Benzene (C₆H₆) is a flat, regular hexagon. All C–C bond lengths are equal (1·40 Å — between single 1·54 Å and double 1·34 Å). All bond angles = 120°. The 6 π electrons are fully delocalised over the ring — one electron per carbon in p-orbital, all perpendicular to ring plane. Hückel's rule: aromaticity requires (4n+2) π electrons (n = 0, 1, 2...). For benzene: 6 = 4(1)+2 → n=1 ✓. Resonance energy = ~150 kJ/mol — this is why benzene prefers substitution over addition (to retain aromaticity and this stabilisation).

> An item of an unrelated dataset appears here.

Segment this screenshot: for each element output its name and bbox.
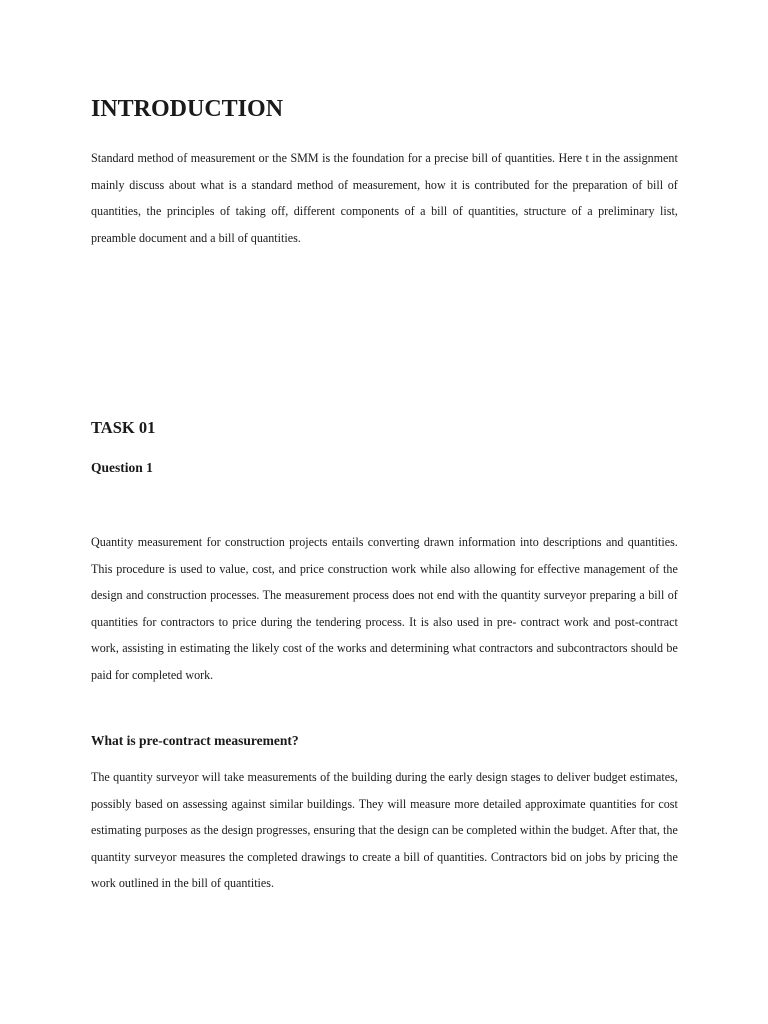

DDT (dichlorodiphenyltrichloroethane) and BHC (lindane) are organochlorine pesticides. They were widely used in agriculture and malaria control (DDT kills Anopheles mosquitoes). Problems: extremely persistent in environment (don't biodegrade easily), accumulate in food chains (biomagnification) — higher concentrations at each trophic level. Found in human fat tissue, breast milk. DDT banned in most countries (Stockholm Convention, 2004). Still used in some tropical countries for malaria vector control — no alternatives are as cheap/effective. Environmental impact: caused decline of birds of prey (thinning of eggshells).
Unlike aliphatic halides, aryl halides (C₆H₅Cl) are very resistant to nucleophilic substitution because: (1) Cl is attached to sp² carbon (stronger C–Cl bond). (2) Cl lone pairs are delocalised into ring (partial double bond character). (3) Nucleophile approach is blocked by ring π electrons. NAS occurs only when strong electron-withdrawing groups (−NO₂) are present ortho/para to the leaving group — they stabilise the negative intermediate (Meisenheimer complex). Example: 2,4-dinitrochlorobenzene + NaOH → 2,4-dinitrophenol (NAS).